O que deveria ser um espaço para se cultivar a amizade e o companheirismo em prol do conhecimento, a cada dia se consolida como um espaço de violência. Violência que exala tanto de dentro para fora (entre os próprios estudantes) quanto de fora para dentro (invasões às escolas). Em Realengo, na “Cidade Maravilhosa” várias foram as crianças e adolescentes vítimas de um atentado praticado pelo jovem Wellington Menezes de Oliveira, 23. Na oportunidade, 12 crianças morreram após o rapaz ter entrado numa escola pública e atirado contra os jovens inocentes.

Na Capital Pernambucana, as escolas municipais Karla Patrícia, em Boa Viagem, e a Poeta Manoel Bandeira, na Ilha do Leite, os indícios da violência foram sentidos por uma aluna e um professor, respectivamente. A estudante foi agredida a pauladas por dez amigos da escola porque não quis comer a merenda da escola; e o professor, porque reprovou um aluno.
Segundo a mãe da jovem agredida, após o ocorrido, o medo persiste. “Isso que aconteceu com a minha filha só faz deixar nós, pais, mais preocupados e com medo de deixá-los na escola. Assim como eles (estudantes) ficam com medo, principalmente, aqueles estudantes que vão para estudar, de fato”, destacou a mãe da jovem agredida, que mudou de escola.

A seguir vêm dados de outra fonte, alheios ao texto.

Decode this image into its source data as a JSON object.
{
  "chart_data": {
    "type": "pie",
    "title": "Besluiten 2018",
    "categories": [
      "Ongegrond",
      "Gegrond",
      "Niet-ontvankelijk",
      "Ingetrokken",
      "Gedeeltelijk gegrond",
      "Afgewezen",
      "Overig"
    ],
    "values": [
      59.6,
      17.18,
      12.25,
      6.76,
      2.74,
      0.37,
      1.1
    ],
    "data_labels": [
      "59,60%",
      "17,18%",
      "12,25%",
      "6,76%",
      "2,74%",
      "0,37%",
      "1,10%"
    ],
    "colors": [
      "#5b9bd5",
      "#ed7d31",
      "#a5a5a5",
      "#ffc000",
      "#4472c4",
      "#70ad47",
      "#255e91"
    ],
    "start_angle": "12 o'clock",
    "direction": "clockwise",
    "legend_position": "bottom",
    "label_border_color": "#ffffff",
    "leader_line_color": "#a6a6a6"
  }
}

Já em Palmares, na última segunda-feira (23), um incidente deixou pais e alunos chocados. Um estudante de apenas 17 anos foi morto a tiros no pátio da escola. O crime ocorrido na área interna da escola só veio a corroborar com o medo, a insegurança e os questionamentos em torno da precariedade da segurança desses estabelecimentos.

Em meio a todas essas tragédias, uma pergunta. O que motiva esses incidentes? Segundo a psicopedagoga Leila Saeger de Mello Costa, alguns fatores podem estar associados aos acontecimentos. “A perda dos valores cristãos, o individualismo, a falta de segurança nas escolas e a ausência da família contribui para a violência. As pessoas por viverem numa sociedade individualista, do ‘ter’ valer mais do que ‘ser’, estão deixando de lado valores como: amor ao próximo, coletividade, entre outros. Além disso, existem escolas que não oferecem segurança mínima para os alunos, e isso é ruim. Qualquer coisa que atinja o emocional dos estudantes interfere no aprendizado. A participação da família também é imprescindível. Temos muitos casos de pais que delegam suas atribuições a outras pessoas”.

Ainda de acordo com Leila, esses valores perdidos precisam ser trabalhados antes de maiores problemas. “Sempre é bom trabalhar a questão dos valores, assim como o individualismo e o hedonismo, que é o prazer de todo jeito. Se isso não for trabalhado, ‘lá na frente’ podem acontecer coisas piores, como as tragédias”, destacou a especialista, que já teve que mediar vários conflitos ao longo dos seus mais de 20 anos atuando na área.